Viele Katzenbesitzer kennen die Situation: Die Samtpfote schnurrt zufrieden auf dem Schoß, doch plötzlich schießt eine Pfote hervor oder es folgt ein Biss. Schnell wird das Tier als unberechenbar abgestempelt, doch in Wahrheit liegt das Problem häufig beim Menschen, der die feinen Signale der Katze nicht richtig versteht. PETBOOK-Redakteurin und Katzenexpertin Saskia Schneider erläutert sieben typische Missverständnisse in der Katzensprache und erklärt, was wirklich dahintersteckt.

Wenn die Katze "aus Protest" pinkelt

Viele Halter sind überzeugt, dass ihre Katze sich rächt, indem sie auf das Sofa oder ins Bett pinkelt, weil ihr etwas nicht passt. Doch Urin dient Katzen in erster Linie als Kommunikationsmittel. Sie markieren damit ihr Revier und signalisieren: Hier bin ich zu Hause. Fühlt sich eine Katze sicher und entspannt, markiert sie weniger.

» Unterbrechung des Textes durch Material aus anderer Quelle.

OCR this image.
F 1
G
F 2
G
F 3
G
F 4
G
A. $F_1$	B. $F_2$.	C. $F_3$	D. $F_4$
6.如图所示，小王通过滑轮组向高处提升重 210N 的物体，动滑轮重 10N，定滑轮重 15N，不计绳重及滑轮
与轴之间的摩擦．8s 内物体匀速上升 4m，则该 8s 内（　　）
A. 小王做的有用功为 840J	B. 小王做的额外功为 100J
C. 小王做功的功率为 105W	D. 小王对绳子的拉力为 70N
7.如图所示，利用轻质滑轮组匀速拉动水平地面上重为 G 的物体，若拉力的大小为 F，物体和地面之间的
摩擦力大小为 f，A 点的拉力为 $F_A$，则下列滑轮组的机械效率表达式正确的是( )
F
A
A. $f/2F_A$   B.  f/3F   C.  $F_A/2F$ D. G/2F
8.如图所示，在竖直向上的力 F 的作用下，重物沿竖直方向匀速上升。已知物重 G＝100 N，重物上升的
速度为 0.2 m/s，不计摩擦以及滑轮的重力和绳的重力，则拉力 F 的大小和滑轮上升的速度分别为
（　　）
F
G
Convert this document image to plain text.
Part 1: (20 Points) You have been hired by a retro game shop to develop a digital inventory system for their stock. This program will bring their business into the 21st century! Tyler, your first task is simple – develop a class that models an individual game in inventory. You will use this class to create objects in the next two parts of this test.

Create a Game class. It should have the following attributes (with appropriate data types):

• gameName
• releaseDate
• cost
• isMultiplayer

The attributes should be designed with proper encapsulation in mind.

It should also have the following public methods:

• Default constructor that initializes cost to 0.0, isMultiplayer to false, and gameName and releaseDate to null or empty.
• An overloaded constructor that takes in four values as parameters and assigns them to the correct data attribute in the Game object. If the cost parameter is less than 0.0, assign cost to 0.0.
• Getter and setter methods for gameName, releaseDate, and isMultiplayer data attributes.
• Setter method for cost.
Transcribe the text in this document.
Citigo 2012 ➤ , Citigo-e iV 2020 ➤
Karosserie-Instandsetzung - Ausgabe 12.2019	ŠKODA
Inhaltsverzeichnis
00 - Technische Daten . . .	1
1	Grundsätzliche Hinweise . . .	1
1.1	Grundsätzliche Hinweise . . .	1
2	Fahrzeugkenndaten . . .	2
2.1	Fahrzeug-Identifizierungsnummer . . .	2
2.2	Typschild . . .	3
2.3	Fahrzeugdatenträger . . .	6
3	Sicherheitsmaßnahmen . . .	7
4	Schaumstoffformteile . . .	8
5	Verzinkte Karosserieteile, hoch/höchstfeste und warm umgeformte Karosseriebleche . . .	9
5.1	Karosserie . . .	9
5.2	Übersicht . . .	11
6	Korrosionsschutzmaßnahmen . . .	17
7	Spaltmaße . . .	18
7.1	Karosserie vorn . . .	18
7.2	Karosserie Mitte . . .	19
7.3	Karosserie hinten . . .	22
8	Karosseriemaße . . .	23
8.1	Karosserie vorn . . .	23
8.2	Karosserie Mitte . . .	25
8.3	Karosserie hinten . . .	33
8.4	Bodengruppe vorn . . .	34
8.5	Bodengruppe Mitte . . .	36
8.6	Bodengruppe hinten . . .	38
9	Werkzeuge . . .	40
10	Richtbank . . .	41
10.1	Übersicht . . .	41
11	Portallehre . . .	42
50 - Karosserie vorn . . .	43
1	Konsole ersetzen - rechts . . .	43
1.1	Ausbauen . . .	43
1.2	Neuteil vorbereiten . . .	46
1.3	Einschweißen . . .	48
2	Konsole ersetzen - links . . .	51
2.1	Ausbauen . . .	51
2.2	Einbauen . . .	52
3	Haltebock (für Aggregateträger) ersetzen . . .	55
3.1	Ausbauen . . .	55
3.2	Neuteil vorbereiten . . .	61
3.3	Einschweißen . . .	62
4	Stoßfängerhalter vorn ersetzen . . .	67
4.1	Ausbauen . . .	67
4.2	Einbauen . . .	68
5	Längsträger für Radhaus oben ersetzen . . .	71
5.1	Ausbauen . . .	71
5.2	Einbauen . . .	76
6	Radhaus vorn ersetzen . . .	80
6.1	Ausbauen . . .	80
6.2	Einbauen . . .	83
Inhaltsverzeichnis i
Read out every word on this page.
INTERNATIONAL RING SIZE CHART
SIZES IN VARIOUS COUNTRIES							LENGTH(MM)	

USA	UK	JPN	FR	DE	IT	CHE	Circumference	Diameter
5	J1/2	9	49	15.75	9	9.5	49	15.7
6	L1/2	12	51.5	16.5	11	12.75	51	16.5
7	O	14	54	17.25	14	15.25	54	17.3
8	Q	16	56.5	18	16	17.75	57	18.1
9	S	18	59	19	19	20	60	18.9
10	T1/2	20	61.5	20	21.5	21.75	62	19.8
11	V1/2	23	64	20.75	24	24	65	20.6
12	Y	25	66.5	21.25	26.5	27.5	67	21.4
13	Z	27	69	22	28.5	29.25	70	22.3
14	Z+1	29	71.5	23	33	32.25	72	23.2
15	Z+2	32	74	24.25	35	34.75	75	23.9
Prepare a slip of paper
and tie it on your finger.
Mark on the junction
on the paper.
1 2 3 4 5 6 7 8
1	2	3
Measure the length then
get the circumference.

Ist sie jedoch verunsichert, gestresst oder ängstlich – etwa weil ein fremder Kater regelmäßig vor dem Fenster auftaucht –, kann es zum sogenannten Harnmarkieren kommen, wie auch PETBOOK berichtet.

Fauchen bedeutet nicht immer Angriff

Ein aufgerissenes Maul mit gefletschten Zähnen wirkt auf Menschen oft bedrohlich und aggressiv. Tatsächlich handelt es sich beim Fauchen jedoch um eine defensive Aggression. Die Katze möchte damit lediglich sagen: Halt Abstand! In den meisten Fällen ist diese Strategie erfolgreich. Die richtige Reaktion des Halters ist simpel: zurücktreten und das Tier in Ruhe lassen.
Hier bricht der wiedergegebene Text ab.